One aspect of both the story and the hopeful plan for the Young Vic live music experiment was for me as a composer to act as a computer to create tailor-made compositions for selected audience members who attended a series of workshops at the Young Vic. Two good examples of the kind of music I hoped to compose are the electronic music backing tracks of ‘Baba O’Riley’ and ‘Won’t Get Fooled Again’. In the story a new leader (partly based on myself, and partly based on several technical advisors I was working with at the time) put on a series of concerts, where such tailor-made music is created, and eventually would be piped into the government Grid to allow the oppressed population to break free.

A side bar of the fiction is that many participants in the government Grid project begin to advance spiritually, partly because of the sheer number of lifetimes they can enjoy squeezed at high-speed into every moment they remain incarcerated.
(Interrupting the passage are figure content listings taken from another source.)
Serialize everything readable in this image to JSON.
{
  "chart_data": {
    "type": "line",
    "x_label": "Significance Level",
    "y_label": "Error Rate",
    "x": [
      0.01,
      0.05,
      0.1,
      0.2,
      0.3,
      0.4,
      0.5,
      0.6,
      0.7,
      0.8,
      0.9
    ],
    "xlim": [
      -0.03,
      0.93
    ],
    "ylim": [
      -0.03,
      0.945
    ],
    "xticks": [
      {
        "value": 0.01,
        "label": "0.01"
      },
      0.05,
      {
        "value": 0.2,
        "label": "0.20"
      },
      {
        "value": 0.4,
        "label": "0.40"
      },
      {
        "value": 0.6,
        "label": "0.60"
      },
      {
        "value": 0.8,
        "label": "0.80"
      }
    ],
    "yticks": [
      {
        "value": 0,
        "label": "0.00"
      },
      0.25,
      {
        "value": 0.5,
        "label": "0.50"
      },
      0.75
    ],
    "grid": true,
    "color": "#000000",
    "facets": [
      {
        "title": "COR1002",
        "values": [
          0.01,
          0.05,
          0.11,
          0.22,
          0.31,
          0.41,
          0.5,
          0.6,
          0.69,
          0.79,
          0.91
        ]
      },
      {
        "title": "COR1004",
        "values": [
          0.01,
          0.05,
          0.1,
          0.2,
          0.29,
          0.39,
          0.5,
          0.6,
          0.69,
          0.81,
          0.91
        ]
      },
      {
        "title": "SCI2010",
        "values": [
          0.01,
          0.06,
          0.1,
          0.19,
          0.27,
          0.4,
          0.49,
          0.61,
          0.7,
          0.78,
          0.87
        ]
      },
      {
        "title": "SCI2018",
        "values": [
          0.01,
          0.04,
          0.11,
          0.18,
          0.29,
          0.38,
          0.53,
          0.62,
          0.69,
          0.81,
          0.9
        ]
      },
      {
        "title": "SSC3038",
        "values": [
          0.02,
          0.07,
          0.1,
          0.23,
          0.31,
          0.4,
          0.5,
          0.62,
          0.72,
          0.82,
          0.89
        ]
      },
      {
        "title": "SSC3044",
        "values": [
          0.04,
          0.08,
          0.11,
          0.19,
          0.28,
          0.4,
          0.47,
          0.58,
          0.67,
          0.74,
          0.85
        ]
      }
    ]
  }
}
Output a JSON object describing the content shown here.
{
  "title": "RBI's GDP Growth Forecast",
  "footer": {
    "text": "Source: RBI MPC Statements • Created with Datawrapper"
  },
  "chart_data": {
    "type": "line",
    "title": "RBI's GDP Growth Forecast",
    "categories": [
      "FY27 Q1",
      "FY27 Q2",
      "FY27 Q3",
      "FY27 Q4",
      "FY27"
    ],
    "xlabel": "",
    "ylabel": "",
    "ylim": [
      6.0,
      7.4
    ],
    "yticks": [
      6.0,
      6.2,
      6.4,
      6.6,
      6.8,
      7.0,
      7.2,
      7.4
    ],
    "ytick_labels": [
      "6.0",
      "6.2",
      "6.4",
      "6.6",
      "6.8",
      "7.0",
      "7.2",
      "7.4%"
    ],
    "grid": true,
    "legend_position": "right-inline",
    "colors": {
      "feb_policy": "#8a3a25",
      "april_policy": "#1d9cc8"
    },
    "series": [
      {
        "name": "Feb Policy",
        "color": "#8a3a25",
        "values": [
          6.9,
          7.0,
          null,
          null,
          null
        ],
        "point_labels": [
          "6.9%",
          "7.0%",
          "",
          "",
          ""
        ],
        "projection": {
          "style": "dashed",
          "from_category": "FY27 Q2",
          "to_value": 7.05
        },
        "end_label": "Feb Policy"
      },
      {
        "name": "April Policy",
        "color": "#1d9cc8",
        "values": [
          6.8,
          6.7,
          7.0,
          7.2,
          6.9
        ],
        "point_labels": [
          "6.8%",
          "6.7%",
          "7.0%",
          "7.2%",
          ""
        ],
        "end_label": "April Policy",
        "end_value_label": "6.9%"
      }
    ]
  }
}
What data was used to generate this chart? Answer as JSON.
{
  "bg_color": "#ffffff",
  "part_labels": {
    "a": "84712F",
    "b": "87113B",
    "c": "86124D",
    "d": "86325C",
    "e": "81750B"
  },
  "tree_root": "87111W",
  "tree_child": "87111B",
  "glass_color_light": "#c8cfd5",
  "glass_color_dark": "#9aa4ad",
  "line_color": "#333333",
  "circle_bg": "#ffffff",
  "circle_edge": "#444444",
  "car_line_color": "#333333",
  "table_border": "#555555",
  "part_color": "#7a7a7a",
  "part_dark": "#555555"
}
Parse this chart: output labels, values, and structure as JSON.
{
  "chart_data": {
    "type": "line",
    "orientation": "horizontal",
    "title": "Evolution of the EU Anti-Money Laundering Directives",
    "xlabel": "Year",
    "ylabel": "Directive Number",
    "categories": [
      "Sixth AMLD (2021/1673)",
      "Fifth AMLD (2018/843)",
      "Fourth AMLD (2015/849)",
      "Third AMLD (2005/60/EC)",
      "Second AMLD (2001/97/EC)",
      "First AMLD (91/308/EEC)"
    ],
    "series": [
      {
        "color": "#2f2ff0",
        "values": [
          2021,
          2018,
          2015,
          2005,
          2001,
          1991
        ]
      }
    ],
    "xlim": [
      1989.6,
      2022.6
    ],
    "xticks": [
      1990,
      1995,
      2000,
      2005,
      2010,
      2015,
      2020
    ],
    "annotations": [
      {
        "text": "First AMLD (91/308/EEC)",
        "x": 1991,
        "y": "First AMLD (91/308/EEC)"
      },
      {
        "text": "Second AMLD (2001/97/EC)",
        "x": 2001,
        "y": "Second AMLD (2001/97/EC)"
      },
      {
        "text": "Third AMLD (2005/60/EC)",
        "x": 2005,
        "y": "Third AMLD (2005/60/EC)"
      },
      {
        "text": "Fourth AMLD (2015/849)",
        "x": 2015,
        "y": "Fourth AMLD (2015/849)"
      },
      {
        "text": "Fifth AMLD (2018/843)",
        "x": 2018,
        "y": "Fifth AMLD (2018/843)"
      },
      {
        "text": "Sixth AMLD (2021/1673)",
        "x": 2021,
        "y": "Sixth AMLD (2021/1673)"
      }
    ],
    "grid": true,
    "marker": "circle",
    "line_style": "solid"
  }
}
When the Life House experiment does reach its target, and music is secretly piped into every individual’s experience suit, a universal uprising with immense spiritual and congregational impact takes place. In the Life House itself, down at the Young Vic, the participants all disappear to a higher level.

Earlier, I used the adjective ‘audacious’ to describe my plans. In fact, the fiction and the experiment were both flawed, and neither were properly realised. But some wonderful music came from the project, and the idea has always held me in thrall, partly because so many of the strands of the fiction seem to be coming true.